En vue d’une région euroméditerranéenne fortement intégrée, notamment au niveau économique, plusieurs idées peuvent être soumises au débat afin de mettre en place un espace euro-méditerranéen de la mobilité économique :

     - développer des dispositifs qui fluidifient la mobilité autant géographique (titres à entrés multiples, dépassement du schéma de la mobilité circulaire) qu’économique (possibilité de changer d’employeur, d’évoluer de statut et passer d’étudiant à jeune travailleur, de migrant temporaire à permanent, etc.) : plus les dispositifs sont rigides plus ils fixent, même précarisent , les populations sur un espace donné ;
     - sécuriser le parcours du migrant afin qu’il puisse exploiter ses compétences et s’impliquer dans le développement économique de la région en ayant « un pied au Nord et un pied au Sud ». Cela pourrait se faire en lui assurant, par exemple, des droits égaux à ceux des travailleurs nationaux, la possibilité d’avoir une portabilité de certains droits (chômage, retraite, etc.) au moment du départ, la possibilité de venir accompagné de certains membres de sa famille, de faciliter l’accès à la citoyenneté et à la binationalité, d’accéder à des titres pluriannuels, etc. ; - dissocier, notamment au niveau des politiques européennes, la question de la mobilité de celle de l’immigration et du contrôle des frontières pour pouvoir imaginer l’espace de mobilité euro-méditerranéen sans instrumentalisation politicienne ;
     - renforcer l’action de l’UE en s’appuyant sur les politiques les plus actives en la matière mises en place par certains état membres ;
     - associer toutes les parties prenantes (acteurs publiques, économiques – entreprises et syndicats, société civile, représentants des diasporas, réseaux professionnels euro-méditerranéens, etc.) dans l’élaboration de cet espace.

Mais le migrant n’est pas seulement un acteur économique, il est aussi porteur d’une identité multiple qui peut être une source potentielle de rapprochement Nord-Sud.
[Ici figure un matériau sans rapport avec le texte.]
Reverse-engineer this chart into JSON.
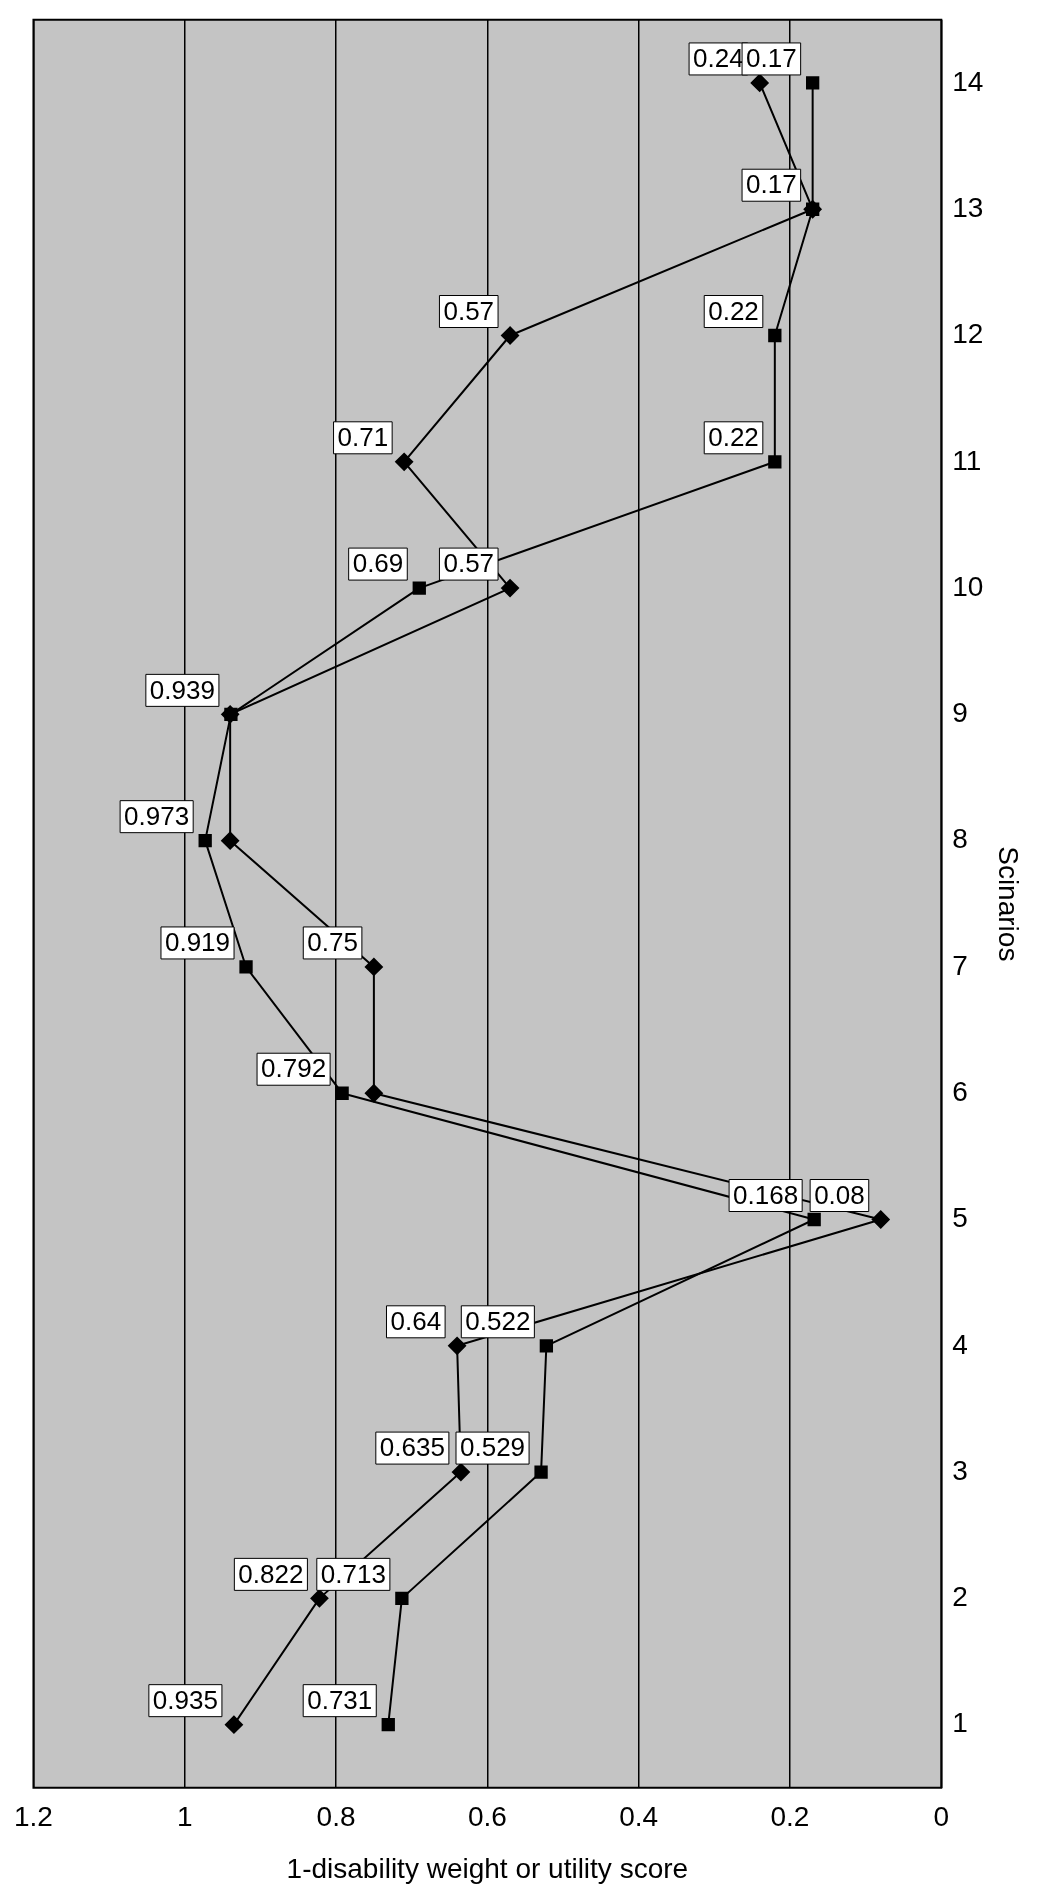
{
  "chart_data": {
    "type": "line",
    "orientation": "horizontal",
    "xlabel": "1-disability weight or utility score",
    "ylabel": "Scinarios",
    "categories": [
      "14",
      "13",
      "12",
      "11",
      "10",
      "9",
      "8",
      "7",
      "6",
      "5",
      "4",
      "3",
      "2",
      "1"
    ],
    "series": [
      {
        "color": "#000000",
        "marker": "diamond",
        "values": [
          0.24,
          0.17,
          0.57,
          0.71,
          0.57,
          0.94,
          0.94,
          0.75,
          0.75,
          0.08,
          0.64,
          0.635,
          0.822,
          0.935
        ],
        "value_labels": [
          "0.24",
          null,
          "0.57",
          "0.71",
          "0.57",
          null,
          null,
          "0.75",
          null,
          "0.08",
          "0.64",
          "0.635",
          "0.822",
          "0.935"
        ]
      },
      {
        "color": "#000000",
        "marker": "square",
        "values": [
          0.17,
          0.17,
          0.22,
          0.22,
          0.69,
          0.939,
          0.973,
          0.919,
          0.792,
          0.168,
          0.522,
          0.529,
          0.713,
          0.731
        ],
        "value_labels": [
          "0.17",
          "0.17",
          "0.22",
          "0.22",
          "0.69",
          "0.939",
          "0.973",
          "0.919",
          "0.792",
          "0.168",
          "0.522",
          "0.529",
          "0.713",
          "0.731"
        ]
      }
    ],
    "xlim": [
      1.2,
      0
    ],
    "xticks": [
      1.2,
      1,
      0.8,
      0.6,
      0.4,
      0.2,
      0
    ],
    "grid": "x",
    "line_style": "solid"
  }
}
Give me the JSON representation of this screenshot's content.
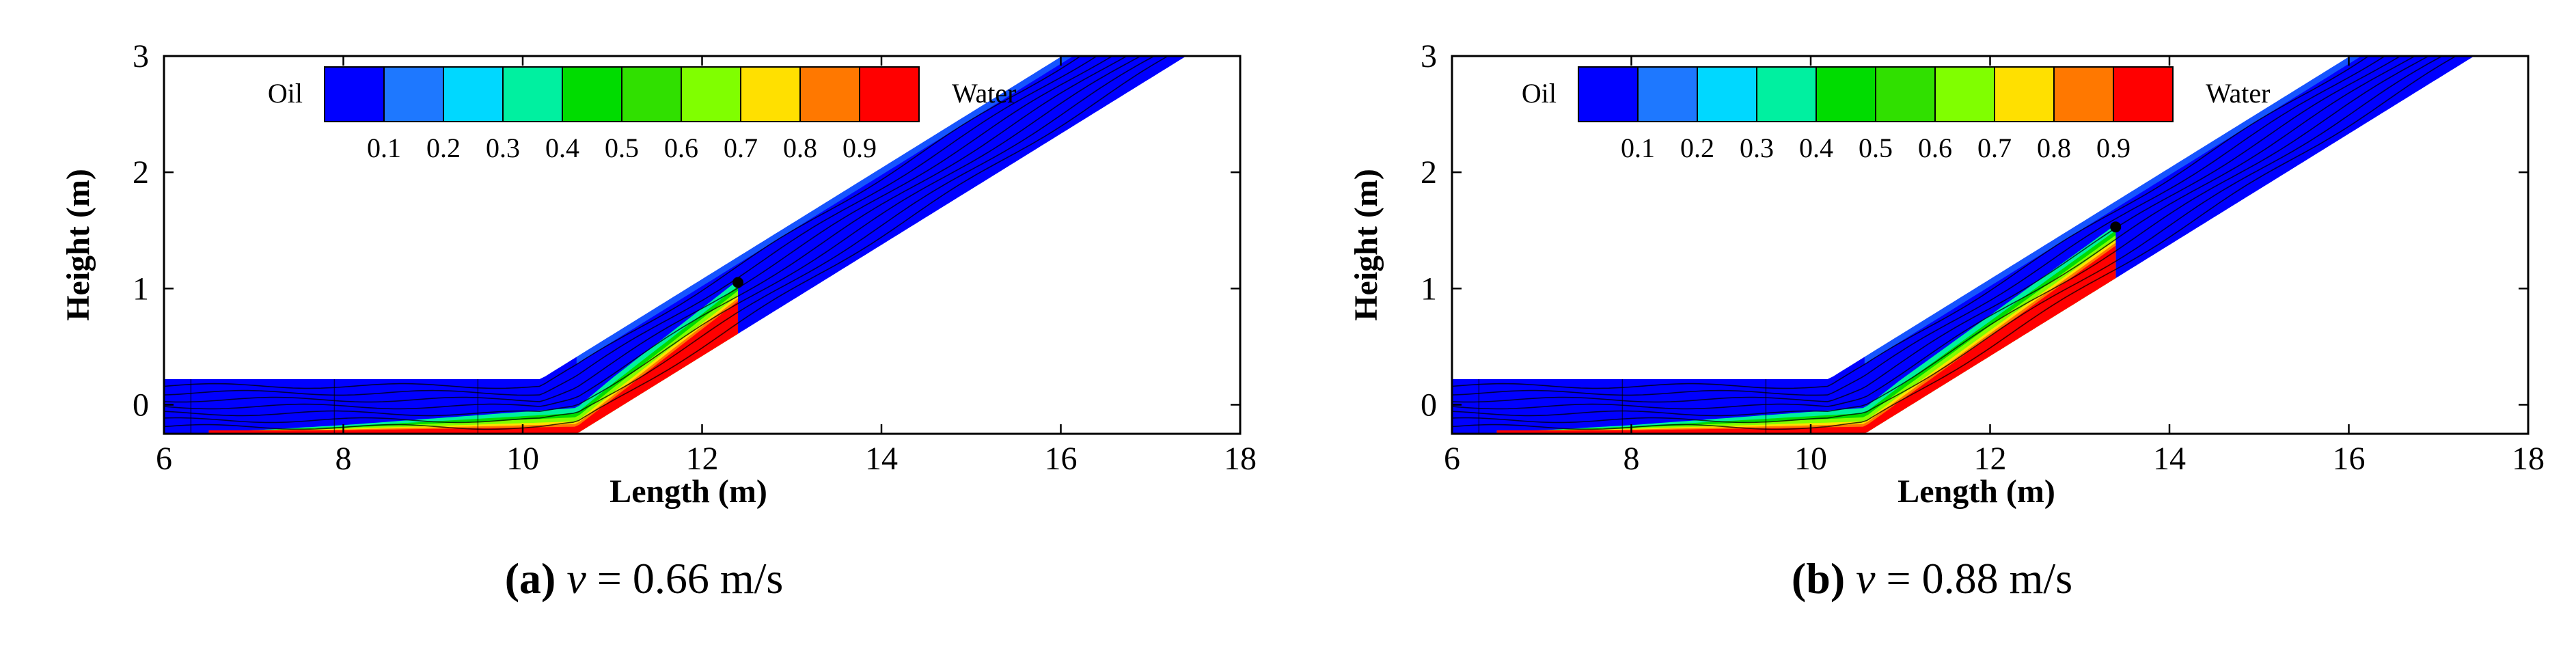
{
  "chart_data": [
    {
      "type": "contour",
      "panel_letter": "(a)",
      "caption_var": "v",
      "caption_value": "= 0.66 m/s",
      "xlabel": "Length (m)",
      "ylabel": "Height (m)",
      "xlim": [
        6,
        18
      ],
      "ylim": [
        -0.25,
        3
      ],
      "xticks": [
        6,
        8,
        10,
        12,
        14,
        16,
        18
      ],
      "yticks": [
        0,
        1,
        2,
        3
      ],
      "legend": {
        "left_label": "Oil",
        "right_label": "Water",
        "levels": [
          "0.1",
          "0.2",
          "0.3",
          "0.4",
          "0.5",
          "0.6",
          "0.7",
          "0.8",
          "0.9"
        ],
        "colors": [
          "#0000ff",
          "#1e78ff",
          "#00d8ff",
          "#00f0a0",
          "#00dc00",
          "#30e000",
          "#80ff00",
          "#ffe000",
          "#ff7800",
          "#ff0000"
        ]
      },
      "water_front_x": 12.4
    },
    {
      "type": "contour",
      "panel_letter": "(b)",
      "caption_var": "v",
      "caption_value": "= 0.88 m/s",
      "xlabel": "Length (m)",
      "ylabel": "Height (m)",
      "xlim": [
        6,
        18
      ],
      "ylim": [
        -0.25,
        3
      ],
      "xticks": [
        6,
        8,
        10,
        12,
        14,
        16,
        18
      ],
      "yticks": [
        0,
        1,
        2,
        3
      ],
      "legend": {
        "left_label": "Oil",
        "right_label": "Water",
        "levels": [
          "0.1",
          "0.2",
          "0.3",
          "0.4",
          "0.5",
          "0.6",
          "0.7",
          "0.8",
          "0.9"
        ],
        "colors": [
          "#0000ff",
          "#1e78ff",
          "#00d8ff",
          "#00f0a0",
          "#00dc00",
          "#30e000",
          "#80ff00",
          "#ffe000",
          "#ff7800",
          "#ff0000"
        ]
      },
      "water_front_x": 13.4
    }
  ]
}
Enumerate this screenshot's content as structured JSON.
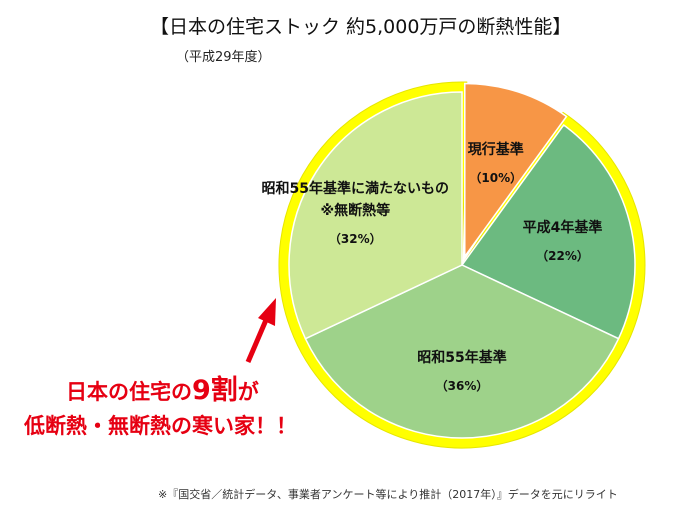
{
  "title": "【日本の住宅ストック 約5,000万戸の断熱性能】",
  "subtitle": "（平成29年度）",
  "chart_data": {
    "type": "pie",
    "title": "【日本の住宅ストック 約5,000万戸の断熱性能】",
    "subtitle": "（平成29年度）",
    "start_angle_deg": 0,
    "direction": "clockwise",
    "slices": [
      {
        "label": "現行基準",
        "value": 10,
        "pct_label": "（10%）",
        "color": "#f79646",
        "exploded": true
      },
      {
        "label": "平成4年基準",
        "value": 22,
        "pct_label": "（22%）",
        "color": "#6cba80",
        "exploded": false
      },
      {
        "label": "昭和55年基準",
        "value": 36,
        "pct_label": "（36%）",
        "color": "#9ed28a",
        "exploded": false
      },
      {
        "label": "昭和55年基準に満たないもの",
        "label_line2": "※無断熱等",
        "value": 32,
        "pct_label": "（32%）",
        "color": "#cde896",
        "exploded": false
      }
    ],
    "highlight": {
      "color": "#ffff00",
      "slices": [
        "平成4年基準",
        "昭和55年基準",
        "昭和55年基準に満たないもの"
      ]
    }
  },
  "callout": {
    "line1_prefix": "日本の住宅の",
    "line1_emph": "9割",
    "line1_suffix": "が",
    "line2": "低断熱・無断熱の寒い家！！",
    "color": "#e60012"
  },
  "footnote": "※『国交省／統計データ、事業者アンケート等により推計（2017年）』データを元にリライト"
}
Cette identité multiple peut être un levier puissant d’intégration régionale à condition qu’elle soit davantage reconnue, valorisée, accompagnée. Les pouvoirs publics, autant du Nord comme du Sud, ont un rôle majeur à jouer afin de créer les conditions d’une nouvelle confiance encourageant l’implication active des migrants, notamment économiques, dans le rapprochement des deux rives. Cela renvoie à la question de la société (euro-méditerranéenne) dans laquelle nous voulons vivre.